The rare genetic disease occurs in patients who do not produce enough of the enzyme glucocerebrosidase, which causes fatty materials to collect in the spleen, liver, and bone marrow. Eliglustat inhibits the metabolic process that forms the production of the fatty materials in those with the disease, which currently affects approximately 6000 people in the United States.

In a press release, Amy G. Egan, MD, MPH, deputy director of the FDA Office of Drug Evaluation III, said eliglustat's approval "offers another important treatment option for patients with Type 1 Gaucher disease. In addition to its approval, Cerdelga received orphan drug designation from the FDA, “reflecting the agency’s focus and commitment to the development of treatments for rare diseases,” added Dr. Egan.

Eliglustat was evaluated in 2 separate clinical studies that enrolled nearly 200 Gaucher disease patients. In the first double-blind, placebo-controlled trial, 40 patients with Type 1 Gaucher disease who had not received prior enzyme replacement therapy were evaluated over a period of 9 months.

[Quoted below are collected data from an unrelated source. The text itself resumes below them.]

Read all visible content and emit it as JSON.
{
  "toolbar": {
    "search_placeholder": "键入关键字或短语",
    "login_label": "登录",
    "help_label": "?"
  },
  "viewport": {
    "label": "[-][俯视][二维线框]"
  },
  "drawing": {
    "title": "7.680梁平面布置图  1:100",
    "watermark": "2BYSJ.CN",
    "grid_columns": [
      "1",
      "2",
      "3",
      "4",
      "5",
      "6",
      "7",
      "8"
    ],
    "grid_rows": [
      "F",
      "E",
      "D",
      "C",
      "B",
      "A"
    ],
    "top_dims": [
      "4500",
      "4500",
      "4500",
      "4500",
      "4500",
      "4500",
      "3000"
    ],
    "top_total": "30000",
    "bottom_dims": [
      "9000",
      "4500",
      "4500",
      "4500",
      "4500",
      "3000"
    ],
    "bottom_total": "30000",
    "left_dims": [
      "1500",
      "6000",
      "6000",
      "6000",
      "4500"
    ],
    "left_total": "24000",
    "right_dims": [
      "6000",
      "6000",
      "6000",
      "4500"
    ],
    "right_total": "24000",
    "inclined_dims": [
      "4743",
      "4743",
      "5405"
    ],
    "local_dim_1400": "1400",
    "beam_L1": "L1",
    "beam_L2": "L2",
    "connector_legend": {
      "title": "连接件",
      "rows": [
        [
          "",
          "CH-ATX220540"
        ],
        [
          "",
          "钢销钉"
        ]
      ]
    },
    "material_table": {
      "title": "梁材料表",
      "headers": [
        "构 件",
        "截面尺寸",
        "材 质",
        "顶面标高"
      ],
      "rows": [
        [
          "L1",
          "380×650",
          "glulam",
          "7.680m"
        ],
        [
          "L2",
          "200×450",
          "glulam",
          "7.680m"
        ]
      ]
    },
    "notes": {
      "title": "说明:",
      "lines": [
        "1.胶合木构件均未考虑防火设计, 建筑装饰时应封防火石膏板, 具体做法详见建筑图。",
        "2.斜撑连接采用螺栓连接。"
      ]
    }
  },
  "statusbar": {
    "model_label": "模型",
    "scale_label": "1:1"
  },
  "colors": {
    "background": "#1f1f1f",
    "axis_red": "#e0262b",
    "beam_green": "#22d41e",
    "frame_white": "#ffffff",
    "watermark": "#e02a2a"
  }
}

After receiving a starting twice-daily dose of 42 mg, treatment with eliglustat showed a greater reduction in spleen volume from baseline to week 39 when compared with placebo. The drug also showed increased improvement in liver volume, blood platelet count, and hemoglobin level compared with placebo.

In the second trial, eliglustat was compared to an enzyme replacement therapy in 159 patients with Type 1 Gaucher disease who had been previously treated and stabilized on the drug imiglucerase. The trial found eliglustat treatment offered the same stabilization of hemoglobin level, platelet count, and spleen and liver volume as imiglucerase therapy.

In both clinical trials, common adverse events associated with eliglustat use included fatigue, headache, nausea, diarrhea, back pain, pain in extremities, and upper abdominal pain.

Genzyme anticipates eliglustat will be available to patients within a month, although a limited number of patients metabolizing eliglustat at a more rapid or undetermined rate will not be eligible for the treatment.

“Cerdelga is an important new option for people living with Gaucher disease Type 1,” said Rhonda Buyers, CEO of the National Gaucher Foundation, in a press release. “As enzyme replacement therapy is the standard of treatment for Gaucher disease, patients receive regular intravenous infusions for life. With FDA's approval of a first-line oral treatment, Cerdelga has the potential to be a valuable treatment option for people living with this serious disease.”